Et pourtant, l’absence de structures de stockage adéquates a un impact certain sur les fluctuations saisonnières des prix déstabilisent les revenus des producteurs et exacerbent les pénuries alimentaires. La mise en place de l’Anagessa est venue pour combler cette lacune. Les silos de Gitega auraient pu contribuer à la réussite de cette politique.

Les causes de l’échec

Plusieurs facteurs expliquent cet échec du projet qui date de l’époque de Bagaza. D’abord, la gestion défaillante des structures chargées du projet. La SOBECOV, dissoute en 1986, a été remplacée par la SOGESA, elle-même dissoute en 1987. Cette instabilité institutionnelle a empêché la mise en place d’une stratégie de gestion à long terme. Ensuite, l’absence de maintenance et de suivi a conduit à la dégradation rapide des infrastructures.

Le rapport d’évaluation de la performance du projet (REPP) souligne également des problèmes logistiques majeurs, notamment l’incapacité à constituer un stock important de produits vivriers. Les circuits de distribution internes, mal organisés, et le mauvais état des communications ont limité l’efficacité du projet. Enfin, l’absence de volonté politique à soutenir les initiatives agricoles à long terme a condamné les silos à l’abandon.

Gitega pourrait en tirer profit

Il est urgent de repenser l’utilisation des silos de Gitega et de l’ancrer dans les projets agricoles en cours. Plutôt que de laisser ces infrastructures à l’abandon, il serait intéressant de les réhabiliter et de les intégrer dans une stratégie nationale de gestion des récoltes. Un tel projet pourrait non seulement réduire les pertes post-récolte, mais aussi offrir une réponse pérenne à l’insécurité alimentaire.

Les décideurs doivent tirer des leçons de cet échec pour améliorer la gestion des projets d’infrastructure. La construction seule ne suffit pas, un suivi constant, une maintenance régulière et une gestion efficace sont essentiels pour garantir la pérennité des infrastructures.
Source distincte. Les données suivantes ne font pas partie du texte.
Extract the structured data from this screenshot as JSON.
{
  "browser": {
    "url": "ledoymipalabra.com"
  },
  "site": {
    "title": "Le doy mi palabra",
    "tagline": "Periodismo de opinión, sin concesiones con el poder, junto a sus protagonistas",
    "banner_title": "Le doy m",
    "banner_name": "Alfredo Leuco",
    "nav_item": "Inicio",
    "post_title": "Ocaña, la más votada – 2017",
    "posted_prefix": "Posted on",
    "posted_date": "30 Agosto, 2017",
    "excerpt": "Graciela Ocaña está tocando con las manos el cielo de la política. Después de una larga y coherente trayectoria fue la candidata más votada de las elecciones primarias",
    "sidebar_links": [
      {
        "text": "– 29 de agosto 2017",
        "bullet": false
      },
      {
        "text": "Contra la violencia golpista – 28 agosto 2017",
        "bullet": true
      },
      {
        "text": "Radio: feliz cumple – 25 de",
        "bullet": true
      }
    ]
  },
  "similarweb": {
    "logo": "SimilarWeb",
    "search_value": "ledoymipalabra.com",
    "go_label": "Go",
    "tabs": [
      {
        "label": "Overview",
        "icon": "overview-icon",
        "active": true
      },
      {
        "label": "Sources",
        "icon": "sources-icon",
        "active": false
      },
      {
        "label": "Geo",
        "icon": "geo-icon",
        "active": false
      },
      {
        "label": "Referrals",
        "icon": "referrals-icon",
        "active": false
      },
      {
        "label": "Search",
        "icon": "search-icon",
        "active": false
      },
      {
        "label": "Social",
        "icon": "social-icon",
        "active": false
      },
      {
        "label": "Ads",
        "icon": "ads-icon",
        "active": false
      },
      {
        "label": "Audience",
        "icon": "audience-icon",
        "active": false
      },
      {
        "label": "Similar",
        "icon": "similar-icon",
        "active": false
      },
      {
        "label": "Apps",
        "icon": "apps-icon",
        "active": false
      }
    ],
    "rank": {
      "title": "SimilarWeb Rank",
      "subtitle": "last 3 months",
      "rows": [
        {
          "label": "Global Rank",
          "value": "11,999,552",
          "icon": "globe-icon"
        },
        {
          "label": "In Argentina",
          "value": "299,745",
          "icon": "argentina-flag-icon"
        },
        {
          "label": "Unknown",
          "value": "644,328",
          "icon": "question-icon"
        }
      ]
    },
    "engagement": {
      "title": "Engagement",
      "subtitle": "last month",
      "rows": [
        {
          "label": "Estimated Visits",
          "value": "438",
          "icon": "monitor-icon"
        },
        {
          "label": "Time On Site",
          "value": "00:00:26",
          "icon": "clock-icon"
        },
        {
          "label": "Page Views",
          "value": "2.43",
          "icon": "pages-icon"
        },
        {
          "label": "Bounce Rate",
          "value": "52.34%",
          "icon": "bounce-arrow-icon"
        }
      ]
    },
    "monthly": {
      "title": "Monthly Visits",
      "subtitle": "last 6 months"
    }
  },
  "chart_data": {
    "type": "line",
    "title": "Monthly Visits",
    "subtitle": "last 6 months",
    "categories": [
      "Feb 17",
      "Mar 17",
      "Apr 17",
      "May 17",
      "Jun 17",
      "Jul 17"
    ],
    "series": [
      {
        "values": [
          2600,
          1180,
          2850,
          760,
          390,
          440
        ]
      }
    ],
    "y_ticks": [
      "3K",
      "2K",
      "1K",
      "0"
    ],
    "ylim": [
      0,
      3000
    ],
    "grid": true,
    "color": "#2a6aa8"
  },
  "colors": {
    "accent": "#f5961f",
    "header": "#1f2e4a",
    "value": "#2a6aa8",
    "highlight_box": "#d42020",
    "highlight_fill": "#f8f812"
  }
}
Les silos de Gitega sont le symbole d’un échec criant de la gestion publique et d’un gaspillage colossal de ressources. Ces infrastructures, conçues pour améliorer la sécurité alimentaire du Burundi, sont aujourd’hui des monuments à l’oubli et à l’inefficacité. L’État burundais doit prendre conscience de l’importance de la gestion à long terme de ses projets d’infrastructures agricoles et réorienter les efforts vers des solutions durables pour soutenir l’agriculture et assurer la sécurité alimentaire. Sans une réforme profonde de la gestion publique, les silos de Gitega resteront un rappel douloureux des opportunités perdues et des rêves brisés.